Oleh: Subono Samsudi, Praktisi dan Pengamat Lingkungan
Penulis merupakan mantan Kepala Dinas Lingkungan Hidup Tarakan pernah bertugas hampir 10 tahun di Kementerian Lingkungan Hidup dan 3 tahun di Departemen Pertambangan dan Energi.
Belakangan ini, sorotan publik tertuju pada tambang nikel di Pulau Gag, Kabupaten Raja Ampat, Papua Barat Daya.
Polemik yang mencuat bukan semata soal legalitas perizinan, tetapi lebih dalam, menyangkut arah pembangunan yang diambil negara. Antara ekonomi ekstraktif dan keberlanjutan ekologi, mana yang lebih diprioritaskan?
Pulau Gag adalah kawasan yang dulu termasuk wilayah konservasi laut dan perairan Raja Ampat. Namun, jejak sejarah pertambangan di sana sudah ada sejak tahun 1990-an.
Setelah serangkaian perubahan regulasi dan pengalihan kewenangan, kini muncul kembali aktivitas tambang yang menimbulkan keresahan, terutama dari kalangan pemerhati lingkungan dan pelaku pariwisata.
Presiden baru, yang belum genap setahun menjabat, akhirnya mencabut izin empat perusahaan tambang di Raja Ampat. Ini menjadi sinyal politik penting bahwa negara sedang mencari titik keseimbangan antara investasi dan keberlanjutan.
Sebagai praktisi yang pernah terlibat langsung dalam pengelolaan lingkungan hidup daerah, saya melihat kasus ini bukan hal baru. Dua dekade lalu, saat menjabat sebagai Kepala Badan Pengendalian Dampak Lingkungan Daerah (Bapedalda) Kota Tarakan, Kalimantan Utara, kami menghadapi dilema serupa.

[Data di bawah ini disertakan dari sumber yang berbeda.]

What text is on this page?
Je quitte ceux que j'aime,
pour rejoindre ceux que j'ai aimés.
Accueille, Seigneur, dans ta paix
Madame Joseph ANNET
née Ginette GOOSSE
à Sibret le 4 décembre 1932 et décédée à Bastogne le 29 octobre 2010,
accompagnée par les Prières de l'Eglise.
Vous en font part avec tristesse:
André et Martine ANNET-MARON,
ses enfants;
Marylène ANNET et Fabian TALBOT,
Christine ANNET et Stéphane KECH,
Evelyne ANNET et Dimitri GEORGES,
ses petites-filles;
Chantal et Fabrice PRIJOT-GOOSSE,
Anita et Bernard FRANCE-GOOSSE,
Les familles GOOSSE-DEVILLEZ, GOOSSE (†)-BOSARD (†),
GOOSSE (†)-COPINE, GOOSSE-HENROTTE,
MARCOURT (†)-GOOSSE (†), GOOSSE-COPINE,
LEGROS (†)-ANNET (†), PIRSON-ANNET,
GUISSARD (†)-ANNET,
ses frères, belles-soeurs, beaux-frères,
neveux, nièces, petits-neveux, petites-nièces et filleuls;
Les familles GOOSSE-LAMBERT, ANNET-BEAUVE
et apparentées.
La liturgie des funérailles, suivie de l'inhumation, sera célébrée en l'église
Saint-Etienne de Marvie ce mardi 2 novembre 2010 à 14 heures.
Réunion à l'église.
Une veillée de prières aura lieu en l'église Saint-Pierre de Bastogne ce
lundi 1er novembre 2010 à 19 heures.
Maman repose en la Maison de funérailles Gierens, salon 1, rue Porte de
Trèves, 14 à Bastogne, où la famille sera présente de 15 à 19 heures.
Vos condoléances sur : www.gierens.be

Tarakan adalah sebuah pulau dengan luas hanya sekitar 250 km². Relatif kecil dan rentan secara ekologis. Namun demikian, Tarakan bukanlah daerah yang anti terhadap investasi, termasuk di sektor pertambangan. Kota ini bahkan dikenal sebagai Pulau Minyak, dan hingga kini masih terdapat dua perusahaan migas yang aktif beroperasi.
Namun, pada awal era otonomi daerah, kami secara tegas menolak rencana investasi perkebunan kelapa sawit yang akan membuka hutan sekunder bekas kawasan hutan Agathis. Tak lama kemudian, kami juga menolak dokumen AMDAL tambang batu bara karena lokasi konsesinya bersinggungan dengan kawasan tangkapan air kota.
Sikap ini didasarkan pada prinsip kehati-hatian dan keberpihakan terhadap kelestarian jangka panjang. Wali Kota Tarakan saat itu, almarhum dr. Jusuf S.K., adalah pemimpin yang memiliki keberanian moral untuk berkata “tidak” pada investasi yang mengancam lingkungan. Langkah Tarakan kala itu bahkan kemudian diikuti oleh Pemerintah Kota Balikpapan yang mengambil kebijakan serupa.
Pengalaman ini mengajarkan bahwa kebijakan yang benar bukan hanya soal prosedur hukum, tetapi soal keberanian pemimpin untuk berpihak. Keperpihakan para pemimpin—baik di tingkat daerah maupun nasional—menjadi penentu arah masa depan.
Hari ini, ketika pertambangan dan pariwisata bertarung memperebutkan ruang di Raja Ampat, pertanyaan yang sama kembali muncul: apakah kebijakan kita berpihak pada masa depan ekologis atau pada keuntungan jangka pendek?
Pariwisata konservasi di Raja Ampat terbukti memberi manfaat ekonomi berkelanjutan bagi masyarakat. Jika pertambangan justru merusak daya tarik utama kawasan ini, maka yang dikorbankan bukan hanya lingkungan, tetapi juga potensi ekonomi yang lestari.
Keputusan Presiden mencabut izin tambang menjadi pernyataan sikap penting. Tapi itu baru langkah awal. Yang lebih penting adalah konsistensi dalam keberpihakan ke depan. Karena sejarah membuktikan: di antara tarik-menarik kepentingan, keperpihakan para pemimpinlah yang menentukan arah pembangunan bangsa.